Baudelaire has a word for what I have been doing for weeks now: Flaneur. Baudelaire was a French poet who coined the word, to mean to “stroll” or “to lounge” – all with the aim of observing things around or those one passes by.


Baudelaire appears to be the most appropriate inventor of the said word because to him is attributed the quote “What strange phenomena we find in a great city, all we need do is stroll about with our eyes open. Life swarms with innocent monsters.”


What he means by great city is discoverable: he lived in Paris. We in Bicol or in Naga would not really, for the sake of wisdom and humility, call our city a great one. We love it for what it is – landlocked, small, and dependent on the other towns to make it subtly interesting and to make it great in terms of population.

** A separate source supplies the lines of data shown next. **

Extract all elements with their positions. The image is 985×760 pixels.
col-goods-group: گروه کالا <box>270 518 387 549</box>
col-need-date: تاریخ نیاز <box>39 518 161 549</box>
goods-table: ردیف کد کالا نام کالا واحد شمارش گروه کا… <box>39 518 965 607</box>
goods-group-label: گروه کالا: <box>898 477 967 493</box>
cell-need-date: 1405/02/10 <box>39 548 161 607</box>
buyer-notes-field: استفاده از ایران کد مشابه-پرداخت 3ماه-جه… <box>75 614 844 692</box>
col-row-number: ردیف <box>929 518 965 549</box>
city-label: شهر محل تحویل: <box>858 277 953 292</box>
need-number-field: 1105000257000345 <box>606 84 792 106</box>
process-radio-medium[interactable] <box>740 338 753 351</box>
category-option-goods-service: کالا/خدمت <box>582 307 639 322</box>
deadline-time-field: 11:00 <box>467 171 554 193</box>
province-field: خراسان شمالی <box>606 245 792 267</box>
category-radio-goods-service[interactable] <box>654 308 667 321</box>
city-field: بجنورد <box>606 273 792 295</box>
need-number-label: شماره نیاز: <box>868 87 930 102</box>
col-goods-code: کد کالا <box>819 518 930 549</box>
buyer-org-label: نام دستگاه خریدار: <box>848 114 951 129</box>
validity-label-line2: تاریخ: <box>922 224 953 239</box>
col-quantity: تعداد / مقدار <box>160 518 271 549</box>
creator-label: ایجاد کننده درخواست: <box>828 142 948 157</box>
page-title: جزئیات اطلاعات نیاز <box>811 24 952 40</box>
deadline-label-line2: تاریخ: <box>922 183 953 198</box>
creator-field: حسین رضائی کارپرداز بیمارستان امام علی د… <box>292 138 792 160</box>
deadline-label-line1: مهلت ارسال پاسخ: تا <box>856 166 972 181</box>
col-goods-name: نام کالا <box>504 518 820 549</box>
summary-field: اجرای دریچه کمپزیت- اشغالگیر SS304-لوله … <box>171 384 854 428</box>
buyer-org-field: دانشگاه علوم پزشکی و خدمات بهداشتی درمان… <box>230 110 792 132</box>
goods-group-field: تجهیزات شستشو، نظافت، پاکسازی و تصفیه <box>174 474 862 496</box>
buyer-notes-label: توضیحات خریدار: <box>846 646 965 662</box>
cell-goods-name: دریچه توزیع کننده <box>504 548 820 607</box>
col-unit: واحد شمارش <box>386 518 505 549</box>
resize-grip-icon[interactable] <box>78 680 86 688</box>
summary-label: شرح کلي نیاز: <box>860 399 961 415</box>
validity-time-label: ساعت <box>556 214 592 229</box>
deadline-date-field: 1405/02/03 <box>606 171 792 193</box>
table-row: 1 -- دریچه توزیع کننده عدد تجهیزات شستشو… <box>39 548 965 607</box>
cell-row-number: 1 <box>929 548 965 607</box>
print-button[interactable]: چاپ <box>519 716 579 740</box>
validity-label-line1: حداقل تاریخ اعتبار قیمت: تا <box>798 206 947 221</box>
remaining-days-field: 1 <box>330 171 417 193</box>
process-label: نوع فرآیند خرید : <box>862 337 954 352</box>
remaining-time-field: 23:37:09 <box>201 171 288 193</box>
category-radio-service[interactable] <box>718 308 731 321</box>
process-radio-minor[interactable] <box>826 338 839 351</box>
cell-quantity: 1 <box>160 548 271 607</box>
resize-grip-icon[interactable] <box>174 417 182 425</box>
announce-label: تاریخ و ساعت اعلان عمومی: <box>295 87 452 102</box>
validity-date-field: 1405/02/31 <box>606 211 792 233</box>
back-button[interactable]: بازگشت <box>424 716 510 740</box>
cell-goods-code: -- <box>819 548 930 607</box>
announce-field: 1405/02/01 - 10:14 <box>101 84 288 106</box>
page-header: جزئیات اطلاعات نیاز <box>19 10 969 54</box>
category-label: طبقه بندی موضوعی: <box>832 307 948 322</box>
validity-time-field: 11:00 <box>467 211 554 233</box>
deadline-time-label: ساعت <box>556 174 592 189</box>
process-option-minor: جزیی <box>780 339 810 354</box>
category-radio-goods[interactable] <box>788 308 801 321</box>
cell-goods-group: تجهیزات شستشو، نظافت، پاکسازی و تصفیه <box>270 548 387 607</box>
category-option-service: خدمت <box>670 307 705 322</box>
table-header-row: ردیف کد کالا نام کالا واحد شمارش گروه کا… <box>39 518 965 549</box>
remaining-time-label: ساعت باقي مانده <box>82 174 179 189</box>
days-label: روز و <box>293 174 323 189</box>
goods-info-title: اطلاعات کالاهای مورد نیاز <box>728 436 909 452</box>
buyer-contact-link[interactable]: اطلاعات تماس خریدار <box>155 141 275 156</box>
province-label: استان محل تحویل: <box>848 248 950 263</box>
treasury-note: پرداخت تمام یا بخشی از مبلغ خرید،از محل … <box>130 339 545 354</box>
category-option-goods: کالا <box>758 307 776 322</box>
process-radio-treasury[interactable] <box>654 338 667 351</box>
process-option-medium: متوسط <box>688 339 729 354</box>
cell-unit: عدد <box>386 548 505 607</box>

What is difficult to grasp is the French poet’s idea of life abounding with innocent monsters. Perhaps, these are places and people not aware they are causing harm on people passing by: a park that should have more than 15 martyrs? A church beside that park that should have been renovated more with taste? More currently, traffic lights that should serve us more with ease?


Or, could Baudelaire be talking about the past that comes alive when we start strolling around our city. I will go with this option especially that Baudelaire is often quoted as saying, “Remembering is only a new form of suffering.”


Perhaps, suffering is much too great a verb to describe what I felt upon encountering the names of streets and places. I do not suffer when I see these names that have been decided upon by the city and a particular administration, or by the owners of a subdivision. I will not be judging these decisions but I am free to read into these choices.


We are what we name things.


I have reason for doing this: I am not a historian. A historian will go to any lengths to find the narrative of the past and there be sufficiently glorified with the fact of yesteryears. That does not make sense to me. As an anthropologist, I look at what is around and find the pattern of how they were named.


The universe of a particular city is circumscribed by the terms and names available to them. Flowers, trees, heroes, events. The city – as represented by its leaders and cultural workers – has all the options at its disposal and no one can stop it from naming streets after places that, maybe do not have any relevance locally. What it does with that power speaks then of the kind of city it is and the level of management it offers.


Thus, we have Reno Streets, and further up you have Gen. San Street, Lucena St., Parañaque, and Cotabato. Your mind comes alive because one street is not a Philippine city. But, then who cares.


On another situation, my brother was asking me what happened to Calle Natong? It was a street that meandered from one of the interiors of Bagumbayan Street and sort of crossed into a dead-end. Then. If you dared to cross the swampy area, you would reach an interior street that parallels at present a small street named Mother Francesca St. (who is she?) Is that parallel street the once-glorious Calle Natong?


But, I do not see that name; what I see is this passage with the most lyrical name, Cathedral Street. That gives me to two problems: what did they do to Calle Natong and where did all the “natong” go?


I am sparing myself of the hideous puzzle of having a street named after a Cathedral that is on another street.


Charles King, author of Gods of the Upper Air, a book that deals with “a circle of renegade anthropologists” who reinvented race, sex and gender in the twentieth century, has this to say: “There was no need for nostalgia about the past if you could uncover the kaleidoscopic richness of the present.”


Therefore, let’s deal with Naga and let us confront the names it has legalized (or are they all legal?) to mark the passages, interiors, shortcuts, avenues, drives, and streets of this city-town.